Paul Marcus’ book “Ancient Religious Wisdom, Spirituality, & Psychoanalysis” (2003) maintains three main assumptions. First, the spiritual quest, including the quest for self-transcendence, is a fundamental human activity, and one that psychoanalysis has not fully acknowledged or addressed. Second, psycho­analysis is in crisis because it has become alienated from its parental roots in ancient religious wisdom traditions that took up these existential questions and answered them in spiritual and ethical insights and moral philosophy. Third, psychoanalysis has much to gain from constructive engage­ment with these traditions.

Marcus suggests how some of this wisdom can be integrated into psychoanalysis. Like these tradi­tions, psychoanalysis has a value-informed perspective about what constitutes the ideal human life and of what works against it.

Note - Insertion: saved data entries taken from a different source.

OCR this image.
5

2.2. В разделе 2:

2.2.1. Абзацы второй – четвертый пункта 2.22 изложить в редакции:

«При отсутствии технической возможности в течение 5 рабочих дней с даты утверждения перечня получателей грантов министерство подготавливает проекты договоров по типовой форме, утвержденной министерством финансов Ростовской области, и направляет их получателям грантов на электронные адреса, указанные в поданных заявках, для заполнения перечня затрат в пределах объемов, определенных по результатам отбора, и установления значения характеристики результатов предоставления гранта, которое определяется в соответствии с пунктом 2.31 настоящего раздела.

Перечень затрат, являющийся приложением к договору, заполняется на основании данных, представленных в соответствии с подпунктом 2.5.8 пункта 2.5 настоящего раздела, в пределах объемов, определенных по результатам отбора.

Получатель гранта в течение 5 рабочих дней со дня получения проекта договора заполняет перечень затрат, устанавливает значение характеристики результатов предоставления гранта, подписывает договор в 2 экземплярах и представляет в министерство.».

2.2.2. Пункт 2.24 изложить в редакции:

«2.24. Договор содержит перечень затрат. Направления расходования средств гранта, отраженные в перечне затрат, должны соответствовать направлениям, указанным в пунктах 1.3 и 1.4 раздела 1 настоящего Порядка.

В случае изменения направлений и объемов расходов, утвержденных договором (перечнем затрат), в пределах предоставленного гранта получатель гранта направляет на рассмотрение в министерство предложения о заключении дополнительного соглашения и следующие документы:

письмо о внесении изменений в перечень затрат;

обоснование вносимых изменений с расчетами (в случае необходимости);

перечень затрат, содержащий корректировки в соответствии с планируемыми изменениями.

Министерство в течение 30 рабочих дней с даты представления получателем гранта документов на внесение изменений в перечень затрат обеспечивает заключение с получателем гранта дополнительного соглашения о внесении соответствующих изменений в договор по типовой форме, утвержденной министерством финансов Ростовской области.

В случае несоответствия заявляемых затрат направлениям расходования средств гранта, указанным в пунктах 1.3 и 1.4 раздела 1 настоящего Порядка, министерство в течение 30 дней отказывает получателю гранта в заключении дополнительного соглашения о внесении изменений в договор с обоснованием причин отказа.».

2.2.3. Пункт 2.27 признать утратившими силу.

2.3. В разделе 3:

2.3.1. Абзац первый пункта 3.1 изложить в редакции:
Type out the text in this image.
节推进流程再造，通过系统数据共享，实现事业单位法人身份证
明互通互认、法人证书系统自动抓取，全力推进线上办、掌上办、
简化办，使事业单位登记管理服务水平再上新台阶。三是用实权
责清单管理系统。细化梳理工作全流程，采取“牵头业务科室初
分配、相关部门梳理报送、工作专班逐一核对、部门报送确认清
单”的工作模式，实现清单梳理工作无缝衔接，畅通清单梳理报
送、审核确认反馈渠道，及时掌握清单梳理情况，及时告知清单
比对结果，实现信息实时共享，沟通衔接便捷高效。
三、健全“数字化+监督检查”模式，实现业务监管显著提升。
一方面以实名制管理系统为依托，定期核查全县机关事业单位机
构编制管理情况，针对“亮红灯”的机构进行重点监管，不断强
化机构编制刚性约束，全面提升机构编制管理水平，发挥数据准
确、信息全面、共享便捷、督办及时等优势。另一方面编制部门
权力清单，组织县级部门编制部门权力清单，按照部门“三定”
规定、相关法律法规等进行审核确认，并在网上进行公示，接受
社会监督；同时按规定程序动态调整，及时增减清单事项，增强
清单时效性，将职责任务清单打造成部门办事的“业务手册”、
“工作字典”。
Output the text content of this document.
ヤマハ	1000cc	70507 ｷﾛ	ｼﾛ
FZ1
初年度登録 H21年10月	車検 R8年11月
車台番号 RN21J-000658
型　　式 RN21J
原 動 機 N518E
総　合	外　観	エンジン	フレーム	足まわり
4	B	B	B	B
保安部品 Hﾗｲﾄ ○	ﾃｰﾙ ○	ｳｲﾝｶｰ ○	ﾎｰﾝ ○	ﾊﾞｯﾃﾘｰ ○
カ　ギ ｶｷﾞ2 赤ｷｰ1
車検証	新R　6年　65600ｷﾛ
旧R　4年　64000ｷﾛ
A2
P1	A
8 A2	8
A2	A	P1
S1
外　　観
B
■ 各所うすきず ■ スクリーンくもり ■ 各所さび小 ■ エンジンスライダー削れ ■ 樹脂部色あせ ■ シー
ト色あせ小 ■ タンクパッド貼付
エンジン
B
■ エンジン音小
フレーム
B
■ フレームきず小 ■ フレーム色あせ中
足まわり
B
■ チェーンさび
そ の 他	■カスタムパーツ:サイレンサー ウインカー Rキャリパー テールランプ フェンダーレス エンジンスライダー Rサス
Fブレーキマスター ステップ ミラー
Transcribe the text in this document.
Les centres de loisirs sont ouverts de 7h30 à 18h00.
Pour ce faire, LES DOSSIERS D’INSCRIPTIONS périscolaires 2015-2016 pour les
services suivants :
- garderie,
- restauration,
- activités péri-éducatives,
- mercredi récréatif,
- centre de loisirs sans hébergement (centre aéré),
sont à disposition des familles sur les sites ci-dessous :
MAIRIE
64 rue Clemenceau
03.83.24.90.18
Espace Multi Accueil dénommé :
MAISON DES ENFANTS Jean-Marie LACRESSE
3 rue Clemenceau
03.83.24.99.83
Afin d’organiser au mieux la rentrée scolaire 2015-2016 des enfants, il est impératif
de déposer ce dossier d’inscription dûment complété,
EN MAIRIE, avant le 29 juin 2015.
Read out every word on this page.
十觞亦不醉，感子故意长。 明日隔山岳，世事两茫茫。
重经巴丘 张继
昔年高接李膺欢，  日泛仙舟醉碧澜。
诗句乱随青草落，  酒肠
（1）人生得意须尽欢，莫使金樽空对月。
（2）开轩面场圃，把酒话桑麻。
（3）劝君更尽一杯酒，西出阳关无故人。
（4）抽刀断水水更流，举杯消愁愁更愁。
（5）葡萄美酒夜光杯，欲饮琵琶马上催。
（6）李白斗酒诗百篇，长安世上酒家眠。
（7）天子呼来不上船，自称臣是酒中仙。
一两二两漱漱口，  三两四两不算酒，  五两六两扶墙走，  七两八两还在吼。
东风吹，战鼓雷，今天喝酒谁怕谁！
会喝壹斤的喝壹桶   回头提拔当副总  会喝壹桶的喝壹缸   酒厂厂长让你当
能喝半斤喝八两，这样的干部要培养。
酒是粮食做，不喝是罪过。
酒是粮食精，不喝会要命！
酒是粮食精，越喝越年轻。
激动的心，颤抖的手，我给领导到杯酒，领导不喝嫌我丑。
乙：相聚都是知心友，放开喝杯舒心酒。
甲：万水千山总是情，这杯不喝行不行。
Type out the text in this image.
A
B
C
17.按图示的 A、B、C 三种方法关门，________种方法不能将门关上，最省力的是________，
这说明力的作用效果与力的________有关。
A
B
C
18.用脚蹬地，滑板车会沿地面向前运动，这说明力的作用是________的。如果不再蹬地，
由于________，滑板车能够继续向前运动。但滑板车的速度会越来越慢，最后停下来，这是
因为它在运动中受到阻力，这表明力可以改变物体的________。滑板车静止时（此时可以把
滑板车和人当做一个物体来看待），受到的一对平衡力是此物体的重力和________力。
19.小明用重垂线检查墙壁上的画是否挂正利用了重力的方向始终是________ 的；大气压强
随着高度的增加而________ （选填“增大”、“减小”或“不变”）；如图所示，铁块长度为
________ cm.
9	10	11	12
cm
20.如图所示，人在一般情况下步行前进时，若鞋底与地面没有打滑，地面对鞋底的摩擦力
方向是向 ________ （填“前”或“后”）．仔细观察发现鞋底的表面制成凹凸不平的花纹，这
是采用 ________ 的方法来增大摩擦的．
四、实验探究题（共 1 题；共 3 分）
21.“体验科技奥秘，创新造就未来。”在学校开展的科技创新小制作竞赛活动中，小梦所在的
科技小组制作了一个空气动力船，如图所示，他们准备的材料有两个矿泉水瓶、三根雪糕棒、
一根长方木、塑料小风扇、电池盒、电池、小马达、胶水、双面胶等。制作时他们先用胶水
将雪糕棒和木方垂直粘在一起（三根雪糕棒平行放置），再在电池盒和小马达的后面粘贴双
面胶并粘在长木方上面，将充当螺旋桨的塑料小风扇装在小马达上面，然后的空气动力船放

As a starting point, analysts need to be clear about their values and those of their theories, and to be informed, knowledgeable, and culturally sensitive to the spiritual and religious values and strivings of clients.

The main theme is the quest for transcendence, an overarching framework of ultimate meaning, significance, and purpose. As a discipline, psychoanalysis can develop a less reductionistic spiritual hermeneutics. In turn, the therapist can decenter the ego and self for the process of self-trans­formation and be attuned to the role of values, purpose and ultimate meaning in clients’ lives.

What do you reckon about this understanding of self-transcedence in therapy?